With the logistics of campus organizations still somewhat unclear, making those on-campus connections has been difficult for Thomas and Sherwood.

During Advantage Weekend, the freshman class participated in a Playfair Zoom. The online video chat platform allowed for students to have ice-breaker conversations and activities that would ordinarily happen in-person. 

Thomas noted the activities they could do online were fun, but she said she would have enjoyed it more if it were in-person.

“At least when online, you can see people’s smile,” Thomas said.

Thomas, who attended a small high school, knew she wanted a smaller college atmosphere. She said Northwest was a good fit for it’s campus size, for the programs, and since she could make the two-hour drive home on the weekends if she needed to.

Like Sherwood, Thomas is closest to her mom. They are practically best friends. She said she has always been there for her through the good times and bad, with life lessons and tough love that helped her become who she is today.

When Thomas suffered a car accident the summer before her senior year of high school, she began to learn how to cope with unexpected damage. She said moving to college during a pandemic is a lot like dealing with an eight-month long concussion.
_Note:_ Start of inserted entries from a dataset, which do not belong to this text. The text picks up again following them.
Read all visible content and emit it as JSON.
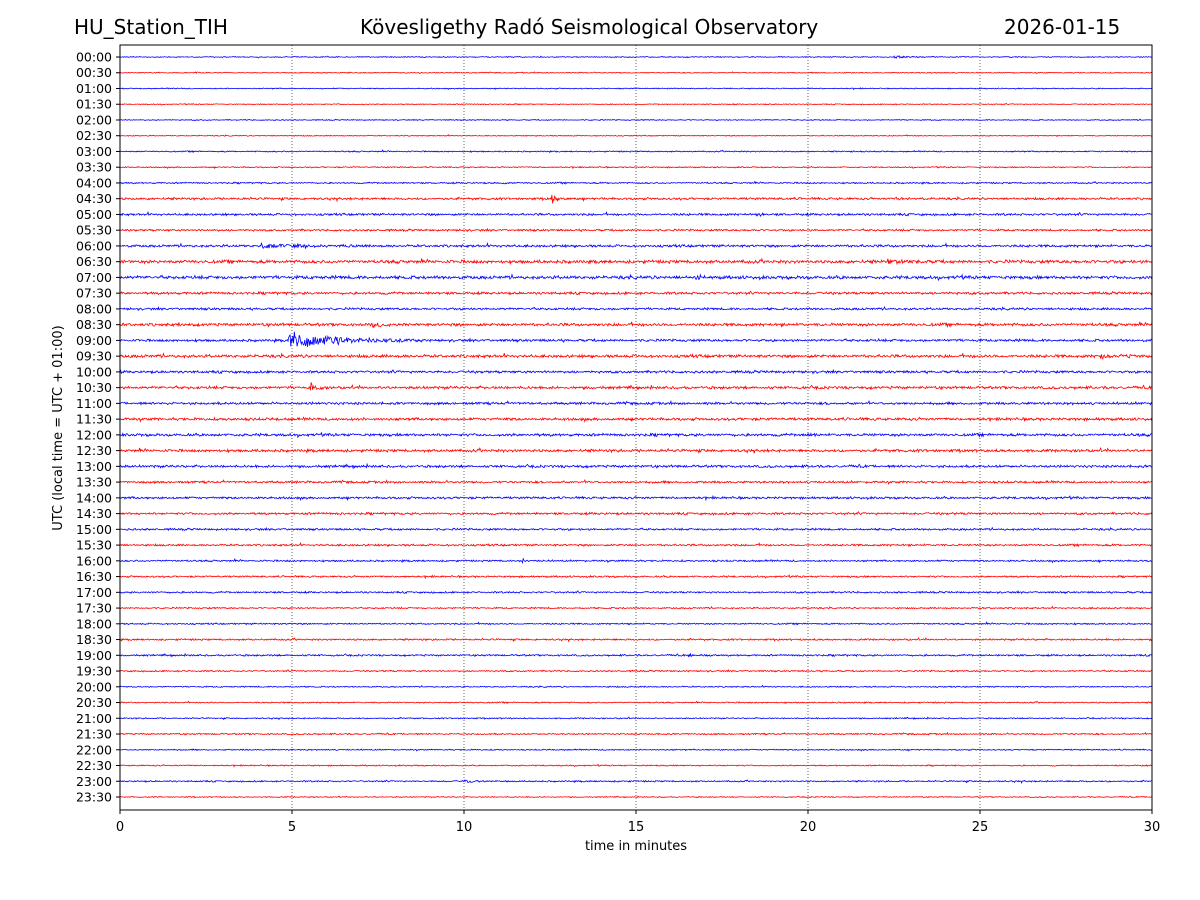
{
  "header": {
    "station": "HU_Station_TIH",
    "title": "Kövesligethy Radó Seismological Observatory",
    "date": "2026-01-15"
  },
  "chart_data": {
    "type": "line",
    "subtype": "helicorder",
    "xlabel": "time in minutes",
    "ylabel": "UTC (local time = UTC + 01:00)",
    "xlim": [
      0,
      30
    ],
    "xticks": [
      "0",
      "5",
      "10",
      "15",
      "20",
      "25",
      "30"
    ],
    "grid": "vertical dotted at every 5 minutes",
    "colors": [
      "#0000ff",
      "#ff0000"
    ],
    "rows": [
      "00:00",
      "00:30",
      "01:00",
      "01:30",
      "02:00",
      "02:30",
      "03:00",
      "03:30",
      "04:00",
      "04:30",
      "05:00",
      "05:30",
      "06:00",
      "06:30",
      "07:00",
      "07:30",
      "08:00",
      "08:30",
      "09:00",
      "09:30",
      "10:00",
      "10:30",
      "11:00",
      "11:30",
      "12:00",
      "12:30",
      "13:00",
      "13:30",
      "14:00",
      "14:30",
      "15:00",
      "15:30",
      "16:00",
      "16:30",
      "17:00",
      "17:30",
      "18:00",
      "18:30",
      "19:00",
      "19:30",
      "20:00",
      "20:30",
      "21:00",
      "21:30",
      "22:00",
      "22:30",
      "23:00",
      "23:30"
    ],
    "noise_level": [
      0.4,
      0.4,
      0.4,
      0.4,
      0.4,
      0.4,
      0.5,
      0.5,
      0.6,
      0.9,
      0.9,
      0.8,
      1.0,
      1.3,
      1.3,
      1.0,
      0.9,
      1.2,
      1.0,
      1.2,
      1.0,
      1.1,
      1.0,
      1.1,
      1.1,
      1.1,
      1.0,
      0.9,
      0.9,
      0.9,
      0.8,
      0.8,
      0.7,
      0.7,
      0.7,
      0.6,
      0.6,
      0.7,
      0.7,
      0.6,
      0.5,
      0.5,
      0.5,
      0.6,
      0.5,
      0.5,
      0.6,
      0.4
    ],
    "events": [
      {
        "row": 0,
        "minute": 22.5,
        "amplitude": 1.2,
        "duration": 1.5
      },
      {
        "row": 1,
        "minute": 2.2,
        "amplitude": 2.0,
        "duration": 0.2
      },
      {
        "row": 1,
        "minute": 8.7,
        "amplitude": 1.2,
        "duration": 0.2
      },
      {
        "row": 6,
        "minute": 21.2,
        "amplitude": 2.0,
        "duration": 0.2
      },
      {
        "row": 8,
        "minute": 11.1,
        "amplitude": 2.2,
        "duration": 0.2
      },
      {
        "row": 9,
        "minute": 12.55,
        "amplitude": 5.5,
        "duration": 0.5
      },
      {
        "row": 9,
        "minute": 22.5,
        "amplitude": 1.5,
        "duration": 1.0
      },
      {
        "row": 10,
        "minute": 18.6,
        "amplitude": 2.0,
        "duration": 0.3
      },
      {
        "row": 12,
        "minute": 4.1,
        "amplitude": 1.6,
        "duration": 3.0
      },
      {
        "row": 13,
        "minute": 22.3,
        "amplitude": 2.0,
        "duration": 1.0
      },
      {
        "row": 14,
        "minute": 16.7,
        "amplitude": 2.0,
        "duration": 0.4
      },
      {
        "row": 17,
        "minute": 1.7,
        "amplitude": 2.0,
        "duration": 0.2
      },
      {
        "row": 17,
        "minute": 7.3,
        "amplitude": 1.6,
        "duration": 1.5
      },
      {
        "row": 18,
        "minute": 4.9,
        "amplitude": 11.0,
        "duration": 4.0
      },
      {
        "row": 19,
        "minute": 28.5,
        "amplitude": 2.2,
        "duration": 1.2
      },
      {
        "row": 21,
        "minute": 5.5,
        "amplitude": 6.5,
        "duration": 0.4
      },
      {
        "row": 24,
        "minute": 20.0,
        "amplitude": 2.0,
        "duration": 0.2
      },
      {
        "row": 25,
        "minute": 25.0,
        "amplitude": 1.8,
        "duration": 0.3
      },
      {
        "row": 32,
        "minute": 11.7,
        "amplitude": 2.0,
        "duration": 0.2
      },
      {
        "row": 38,
        "minute": 16.5,
        "amplitude": 1.3,
        "duration": 1.0
      },
      {
        "row": 46,
        "minute": 10.0,
        "amplitude": 1.6,
        "duration": 1.0
      }
    ]
  }
}
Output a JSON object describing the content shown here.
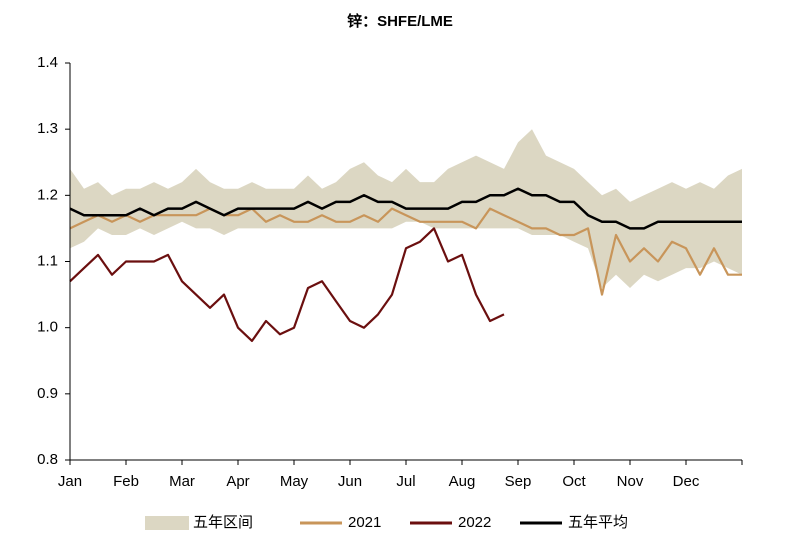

“I definitely know how to deal with struggles, and I faced struggles before coming here,” Thomas said. “But it seems like a lot of people are willing to help here, which is refreshing.”

New Normal 2

Freshmen Caitlin Thomas holds the door to Garrett-Strong open Aug. 19. 

Thomas said the biggest thing she was bummed out about starting college this fall was the postponement and cancellation of college sports. A huge fan of college football, she was looking forward to Bearcat home games this fall.

Until sports make a comeback though, Thomas said it will be nice to focus on her classes and passion for victim advocacy. She chose to pursue criminology and criminal justice because she always wanted to help people.

“Within the criminal justice system, there are people, by the way they act and things they do, … they just need someone there,” Thomas said. “I always wanted to be that, to let them know someone cares.”

Thomas plans to apply for an on-campus job with the University Police Department, possibly as a dispatcher or something related. She not only wants to help people after college but also get experience doing so as soon as possible.

As the University plans to continue in-person classes through the duration of the fall semester, up until right before what would ordinarily be Thanksgiving break, the state of Missouri continues to be a “Red Zone” for daily positive COVID-19 cases. 

Nodaway County, where cases have grown exponentially over the past month, and where Northwest resides, is welcoming approximately 7,000 people into its county over the week of Aug. 17.

Sherwood and Thomas are two freshmen among thousands who are getting their first-year college experience amid a global pandemic and procedures known as the “new normal.” Appearing hopeful for what lies ahead, their confidence, nearly visibly, flows from one another.

“At least we have each other,” Thomas said.